BdlC: Totally different? But I like the queens who are like me!
JM: Two of my other best drag sisters are Alaska and then Bob the Drag Queen. I feel like Bob the Drag Queen and I have very different styles but a shared central passion for what we do and a shared respect for the art form.
BdlC: I guess I was picturing that I had to think of something that was a far cry from what I do. I mean, they’re definitely different from you, but there’s definitely a world of theatricality within that. I would say there’s a lot of drag queens who have really inspired me over the years. This performer doesn’t even really identify as a drag queen, but Dina Martina, who is also a storyteller and theatrical chanteuse, is one of the most brilliant performers out there.
If both of you returned to RuPaul’s Drag Race and did Snatch Game as a duo, which legendary iconic duo would you be?
JM: The answer that’s right in front of us would be Ren and Stimpy.
BdlC: I don’t know that it’s the most interesting choice but Lucy and Ethel feel like maybe the most obvious choice. I would be really into doing Laurel and Hardy just because I’d like to see us in those looks.
JM: Oh, I know my answer! Bette Davis and Joan Crawford.
Getting back to the holidays, what’s a holiday tradition that you wish would just die?
BdlC: I think we’ve killed most of the ones we don’t like already, but let’s see. I have to think back. I will say I do not enjoy gift giving. I like gift giving as a general practice, but at the holidays it seems transactional. Like, I wanna give a gift because I found a thing, and it made me think of somebody. In my family growing up, it was all very much like, “Here is this gift, but what do I get in return?” So that’s not something I enjoy. I prefer the experiences and the togetherness.
JM: I’m trying really hard to think, and I just can’t.
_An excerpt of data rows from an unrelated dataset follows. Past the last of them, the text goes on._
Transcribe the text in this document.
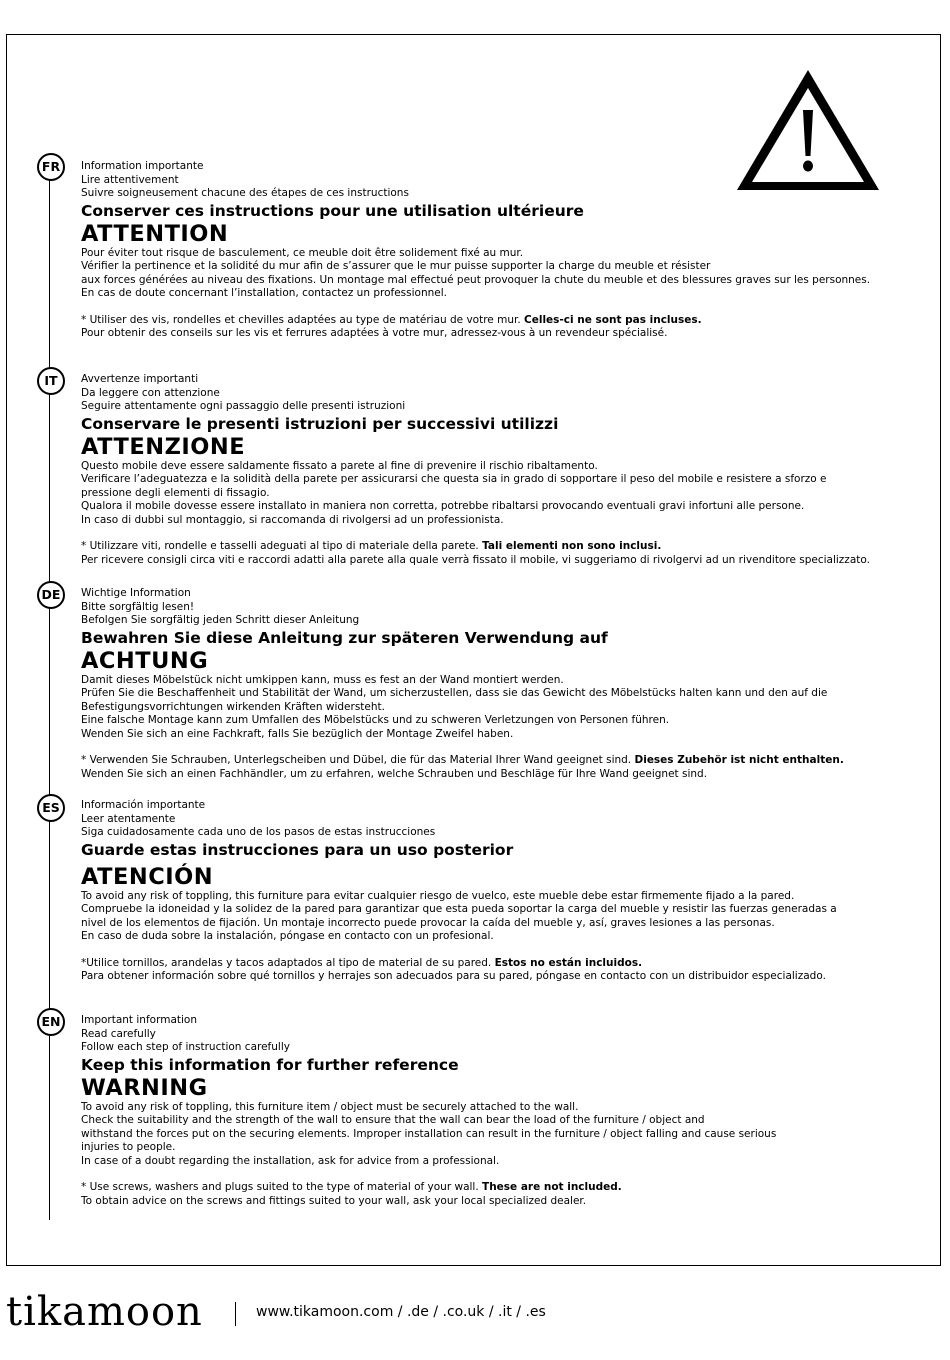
FR	Information importante
Lire attentivement
Suivre soigneusement chacune des étapes de ces instructions
Conserver ces instructions pour une utilisation ultérieure
ATTENTION
Pour éviter tout risque de basculement, ce meuble doit être solidement fixé au mur.
Vérifier la pertinence et la solidité du mur afin de s’assurer que le mur puisse supporter la charge du meuble et résister
aux forces générées au niveau des fixations. Un montage mal effectué peut provoquer la chute du meuble et des blessures graves sur les personnes.
En cas de doute concernant l’installation, contactez un professionnel.
* Utiliser des vis, rondelles et chevilles adaptées au type de matériau de votre mur. Celles-ci ne sont pas incluses.
Pour obtenir des conseils sur les vis et ferrures adaptées à votre mur, adressez-vous à un revendeur spécialisé.
IT	Avvertenze importanti
Da leggere con attenzione
Seguire attentamente ogni passaggio delle presenti istruzioni
Conservare le presenti istruzioni per successivi utilizzi
ATTENZIONE
Questo mobile deve essere saldamente fissato a parete al fine di prevenire il rischio ribaltamento.
Verificare l’adeguatezza e la solidità della parete per assicurarsi che questa sia in grado di sopportare il peso del mobile e resistere a sforzo e
pressione degli elementi di fissagio.
Qualora il mobile dovesse essere installato in maniera non corretta, potrebbe ribaltarsi provocando eventuali gravi infortuni alle persone.
In caso di dubbi sul montaggio, si raccomanda di rivolgersi ad un professionista.
* Utilizzare viti, rondelle e tasselli adeguati al tipo di materiale della parete. Tali elementi non sono inclusi.
Per ricevere consigli circa viti e raccordi adatti alla parete alla quale verrà fissato il mobile, vi suggeriamo di rivolgervi ad un rivenditore specializzato.
DE	Wichtige Information
Bitte sorgfältig lesen!
Befolgen Sie sorgfältig jeden Schritt dieser Anleitung
Bewahren Sie diese Anleitung zur späteren Verwendung auf
ACHTUNG
Damit dieses Möbelstück nicht umkippen kann, muss es fest an der Wand montiert werden.
Prüfen Sie die Beschaffenheit und Stabilität der Wand, um sicherzustellen, dass sie das Gewicht des Möbelstücks halten kann und den auf die
Befestigungsvorrichtungen wirkenden Kräften widersteht.
Eine falsche Montage kann zum Umfallen des Möbelstücks und zu schweren Verletzungen von Personen führen.
Wenden Sie sich an eine Fachkraft, falls Sie bezüglich der Montage Zweifel haben.
* Verwenden Sie Schrauben, Unterlegscheiben und Dübel, die für das Material Ihrer Wand geeignet sind. Dieses Zubehör ist nicht enthalten.
Wenden Sie sich an einen Fachhändler, um zu erfahren, welche Schrauben und Beschläge für Ihre Wand geeignet sind.
ES	Información importante
Leer atentamente
Siga cuidadosamente cada uno de los pasos de estas instrucciones
Guarde estas instrucciones para un uso posterior
ATENCIÓN
To avoid any risk of toppling, this furniture para evitar cualquier riesgo de vuelco, este mueble debe estar firmemente fijado a la pared.
Compruebe la idoneidad y la solidez de la pared para garantizar que esta pueda soportar la carga del mueble y resistir las fuerzas generadas a
nivel de los elementos de fijación. Un montaje incorrecto puede provocar la caída del mueble y, así, graves lesiones a las personas.
En caso de duda sobre la instalación, póngase en contacto con un profesional.
*Utilice tornillos, arandelas y tacos adaptados al tipo de material de su pared. Estos no están incluidos.
Para obtener información sobre qué tornillos y herrajes son adecuados para su pared, póngase en contacto con un distribuidor especializado.
EN	Important information
Read carefully
Follow each step of instruction carefully
Keep this information for further reference
WARNING
To avoid any risk of toppling, this furniture item / object must be securely attached to the wall.
Check the suitability and the strength of the wall to ensure that the wall can bear the load of the furniture / object and
withstand the forces put on the securing elements. Improper installation can result in the furniture / object falling and cause serious
injuries to people.
In case of a doubt regarding the installation, ask for advice from a professional.
* Use screws, washers and plugs suited to the type of material of your wall. These are not included.
To obtain advice on the screws and fittings suited to your wall, ask your local specialized dealer.
tikamoon	www.tikamoon.com / .de / .co.uk / .it / .es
Like there’s plenty of traditions that I’m like, “What’s that all about?” But then there’s always a way to make ‘em fun.
BdlC: What about going to church in the middle of the night? I wanna let go of that one.
JM: Yeah, anything that’s too religious-y. [Laughs.]
BdlC: So Christmas?
BdlC: What Jinkx would do away with is Christmas.
JM: [Laughs.] Yeah, I’d take us back to solstice, you know. Take us all the way back. You know, people are talking about how we go back to those old-timey Christmases of yore. I’m like, go all the way back.